One of the perks of this bill for the Religious Right was going to be the ability for pastors to endorse candidates from the pulpit without fearing the loss of their churches’ tax exemptions. This was better known as the repeal of the Johnson Amendment, and it was something Donald Trump had been promising them for years. He even said at a prayer breakfast in February that he would “get rid of and totally destroy the Johnson Amendment.” Then, months later, he signed an executive order purporting to do just that… even though it did no such thing.
To be sure, you could count on a single hand the number of churches whose tax exemptions have been revoked by the IRS over the past decade — and that’s after a horrible accident. The IRS just never acted on these violations even when baited by the Religious Right. But Congress was determined to make sure the IRS couldn’t take action even if they wanted to.
When the House’s version of the tax bill was passed last month, it included a formal repeal of the law. The Senate’s version did not. That made the Johnson Amendment repeal one of many issues that had to be ironed out in negotiations.
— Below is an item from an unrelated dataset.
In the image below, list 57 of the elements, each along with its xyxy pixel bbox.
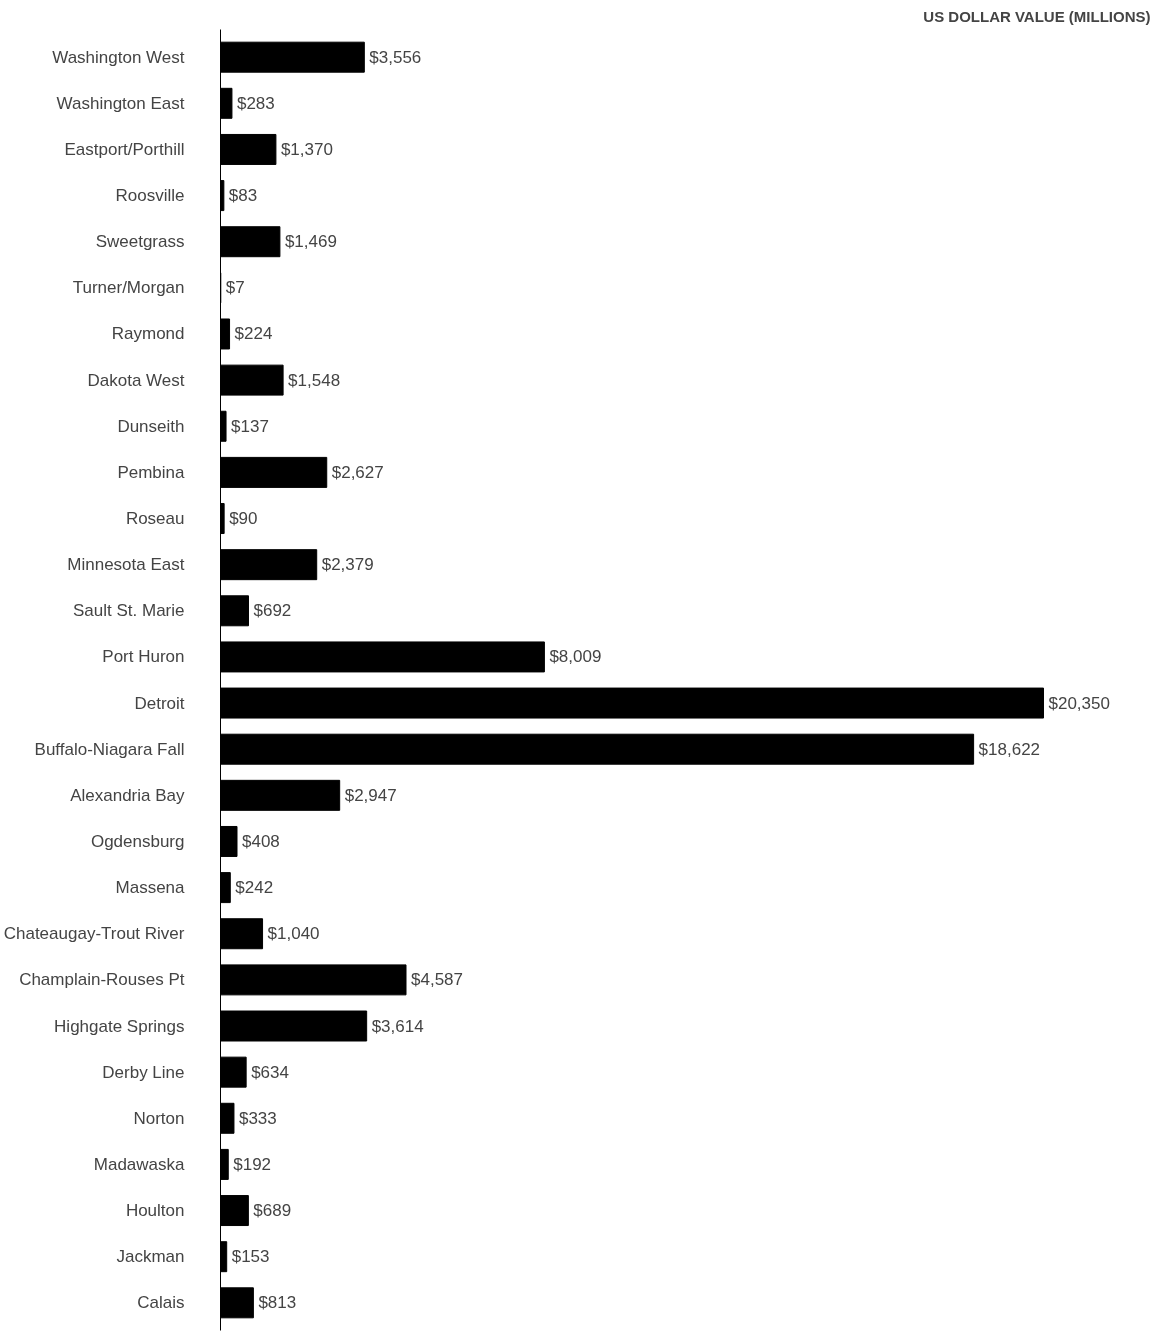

Reports coming out late last night said the final version of the bill does not include the repeal. It’s a huge victory for church/state separation and yet another loss for Trump and the GOP.
“I’m pleased to announced that Democrats successfully prevented the repeal of the Johnson Amendment from being jammed into any final Republican tax deal,” said Sen. Ron Wyden (Ore.), the top Democrat on the Senate Finance Committee. He added that he would “continue to fight all attempts to eliminate this critical provision.”
Wyden was exaggerating the Democrats’ power here. Because of congressional rules, if Republicans want to pass a budget bill with a simple majority vote, they can only include provisions that involve the budget. The Johnson Amendment repeal didn’t qualify, so the Senate’s parliamentarian nixed it.
Don’t throw a huge party just yet. Republicans may try to repeal the Amendment in some other way in the future. When that happens, they’re going to be ignoring the wishes of thousands of church leaders and millions of Americans who want religion and politics to remain separate.
But a small celebration is definitely in order.
As always, pastors will still be allowed to speak about political issues and conduct voter drives. They just won’t be allowed to tell the congregation who to vote for unless they want to pay taxes.